Contrary to what a whole lot of people think, the bible actually celebrates sexuality and sex. That is actually the reason the Bible encourages abstinence and discourages sexual activity outside of marriage. Sex and sexuality aren’t to be avoided because they are shameful or sinful. Rather, according to scripture (namely the controversially beautiful book of Song of Solomon), they are acts and parts of individuals sacred and beautiful enough to be worth saving to express in a setting where they will be valued for what they are worth.
This is the biblical intention of marriage. It is meant not just to be a legal arrangement or a place where it’s finally proper to have sex. Rather, it is meant to be a place where two people don’t just want each others bodies, but desire and follow through to commit to loving each other intentionally for life. It’s what the scripture means when it says that two shall actually become one. It’s a place where they might be wholly honest, completely vulnerable, fully given to one another and know that they are safe there. Sex and sexuality is the physical manifestation and expression of such intimacy, which is why it is both a joyful thing and also something considered so sacred that it ought not to not be treated lightly.
Ultimately, marriage, according to the Bible, is actually meant to reflect the relationship between Christ and the Church. There is no other religion where God became human in order personally reach out to heal the people he loved, and to give his life as a sacrifice that they “might be with him” (John 17:24) In response, purity of heart — following Christ alone — for Christians was therefore meant not to be derived from fear, but in recognition of the fact that Jesus Christ, unlike any other god, found them worth dying for and “loved them till the end.”

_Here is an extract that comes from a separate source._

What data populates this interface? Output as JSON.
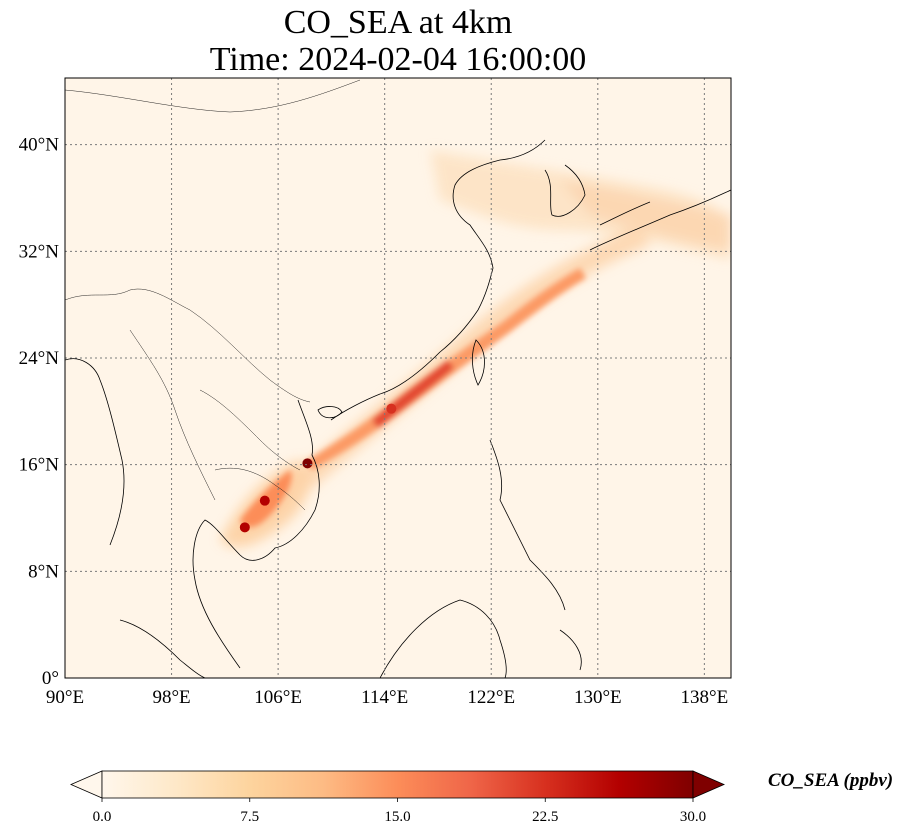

This is love: not that we loved God, but that he loved us and sent his Son as an atoning sacrifice for our sins … So we have come to know and to believe the love that God has for us. God is love, and whoever abides in love abides in God, and God abides in him…There is no fear in love, but perfect love casts out fear. For fear has to do with punishment, and whoever fears has not been perfected in love. We love because he first loved us. (1 John 10: 7-19)
“There is, then, a great gulf between the understanding that God accepts us because of our efforts and the understanding that God accepts us because of what Jesus has done. Religion operates on the principle “I obey — therefore I am accepted by God.” But the operating principle of the gospel is “I am accepted by God through what Christ has done —therefore I obey.” (Timothy Keller, The Reason for God)
Thus, sexual purity, likewise, was was never about fear or earning acceptance and love from God or the Church. It was never about being good enough to deserve a spouse or deserving to be loved and valued. Instead, it is about recognizing the worth that has already been attributed to us by God — that He created and set both body and sexual desire apart for marriage not for the purpose of shame, but for the purpose that they might be best experienced in the context of committed relationship, intimacy and affection, for the lofty goal that they might ultimately reflect the affection and commitment He has already shown to us.
This is the actual biblical heart behind sexual purity and abstinence. Sadly, much of the purity culture movement completely missed it, either because churches didn’t understand the heart behind purity, or because they wanted to avoid talking about sexuality.
What a complete and utter tragedy. Because somewhere, lost in translation, is the fact that the heart of purity is not condemnation nor oppression, but love — the heart of God himself all along.